Bitcoins are traded on a various exchanges, like equities on the NASDAQ or NYSE. Mt. Gox was a Japanese based exchange that handled around 70% of all Bitcoin transactions on global basis. On February, 7th, 2014, the exchange filed for bankruptcy protection because they allegedly lost nearly half a billion dollars’ worth of bitcoins due to hackers. The value of the currency nearly lost 25% of its value in one day based on this prevailing news. So, would you want to own this virtual currency?

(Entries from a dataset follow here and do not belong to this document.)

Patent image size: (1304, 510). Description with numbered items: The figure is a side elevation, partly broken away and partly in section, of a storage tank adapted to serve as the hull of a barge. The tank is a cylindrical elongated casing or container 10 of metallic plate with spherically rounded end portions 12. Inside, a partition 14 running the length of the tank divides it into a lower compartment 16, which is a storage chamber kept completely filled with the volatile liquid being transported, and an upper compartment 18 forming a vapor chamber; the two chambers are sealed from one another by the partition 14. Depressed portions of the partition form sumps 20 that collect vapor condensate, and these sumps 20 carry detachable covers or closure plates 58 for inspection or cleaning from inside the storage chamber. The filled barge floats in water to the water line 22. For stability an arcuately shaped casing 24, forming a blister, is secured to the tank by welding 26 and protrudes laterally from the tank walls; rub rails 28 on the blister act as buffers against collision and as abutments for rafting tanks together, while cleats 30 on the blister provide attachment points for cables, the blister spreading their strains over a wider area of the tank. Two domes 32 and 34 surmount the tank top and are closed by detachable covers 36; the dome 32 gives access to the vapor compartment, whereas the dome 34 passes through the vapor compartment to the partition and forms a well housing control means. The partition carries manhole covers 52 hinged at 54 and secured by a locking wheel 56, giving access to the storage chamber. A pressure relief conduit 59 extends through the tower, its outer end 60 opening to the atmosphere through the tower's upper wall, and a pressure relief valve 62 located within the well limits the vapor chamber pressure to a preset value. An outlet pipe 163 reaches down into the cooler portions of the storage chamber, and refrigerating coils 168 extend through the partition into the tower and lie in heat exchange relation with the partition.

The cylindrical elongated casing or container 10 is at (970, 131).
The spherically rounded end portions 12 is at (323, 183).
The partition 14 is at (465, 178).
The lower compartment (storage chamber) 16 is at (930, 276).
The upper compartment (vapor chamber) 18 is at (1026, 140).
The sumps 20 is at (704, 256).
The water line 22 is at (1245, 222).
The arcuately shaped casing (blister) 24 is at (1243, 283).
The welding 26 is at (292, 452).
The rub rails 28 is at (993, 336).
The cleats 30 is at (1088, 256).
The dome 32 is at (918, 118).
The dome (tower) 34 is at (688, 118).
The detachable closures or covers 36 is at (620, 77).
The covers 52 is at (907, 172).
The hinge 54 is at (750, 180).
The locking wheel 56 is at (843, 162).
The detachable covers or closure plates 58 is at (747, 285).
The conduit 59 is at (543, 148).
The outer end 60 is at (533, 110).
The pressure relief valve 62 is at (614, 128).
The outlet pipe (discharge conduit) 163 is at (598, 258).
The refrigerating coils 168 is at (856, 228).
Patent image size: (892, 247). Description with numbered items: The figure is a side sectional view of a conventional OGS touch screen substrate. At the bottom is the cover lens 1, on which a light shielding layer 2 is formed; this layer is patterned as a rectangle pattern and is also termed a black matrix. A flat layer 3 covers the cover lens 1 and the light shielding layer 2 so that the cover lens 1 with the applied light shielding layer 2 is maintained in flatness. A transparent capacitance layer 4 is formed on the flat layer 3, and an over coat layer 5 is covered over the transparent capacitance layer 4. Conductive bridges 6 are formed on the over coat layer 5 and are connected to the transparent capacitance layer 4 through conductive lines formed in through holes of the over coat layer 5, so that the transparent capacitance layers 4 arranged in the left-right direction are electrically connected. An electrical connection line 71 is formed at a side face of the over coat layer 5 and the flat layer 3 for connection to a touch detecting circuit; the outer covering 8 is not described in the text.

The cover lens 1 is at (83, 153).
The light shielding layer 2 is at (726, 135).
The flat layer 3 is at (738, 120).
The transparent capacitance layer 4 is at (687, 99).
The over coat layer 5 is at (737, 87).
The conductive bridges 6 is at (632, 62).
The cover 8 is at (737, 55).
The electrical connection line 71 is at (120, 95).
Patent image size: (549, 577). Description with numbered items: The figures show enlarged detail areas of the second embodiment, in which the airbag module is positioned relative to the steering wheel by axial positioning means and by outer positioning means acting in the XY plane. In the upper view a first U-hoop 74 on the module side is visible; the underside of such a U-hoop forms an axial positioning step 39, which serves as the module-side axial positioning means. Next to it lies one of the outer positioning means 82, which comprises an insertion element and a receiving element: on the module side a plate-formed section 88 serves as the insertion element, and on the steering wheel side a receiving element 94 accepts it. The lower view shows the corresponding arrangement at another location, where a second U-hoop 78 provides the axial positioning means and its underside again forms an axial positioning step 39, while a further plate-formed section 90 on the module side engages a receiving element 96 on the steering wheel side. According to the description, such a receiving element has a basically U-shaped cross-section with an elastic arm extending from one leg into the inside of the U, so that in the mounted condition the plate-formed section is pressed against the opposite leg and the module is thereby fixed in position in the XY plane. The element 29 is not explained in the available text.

An individual’s bitcoins are stored in a “digital wallet”, which is secured in cloud storage or on one’s computer. Although “secured” in the cloud, they are not FDIC insured like our bank accounts. The anonymity of bitcoins also puts into question the potential for illegal drug trafficking and money laundering. Transactions are recorded in a public log, but the only identification is that of one’s wallet ID. So, the opaqueness of transactions may lead to continued pessimism about the ability to harness the potential for virtual currencies. Bitcoin is clearly in its developmental stages, but if the government can conduce ways to regulate and tax it, we may dispel of paper money.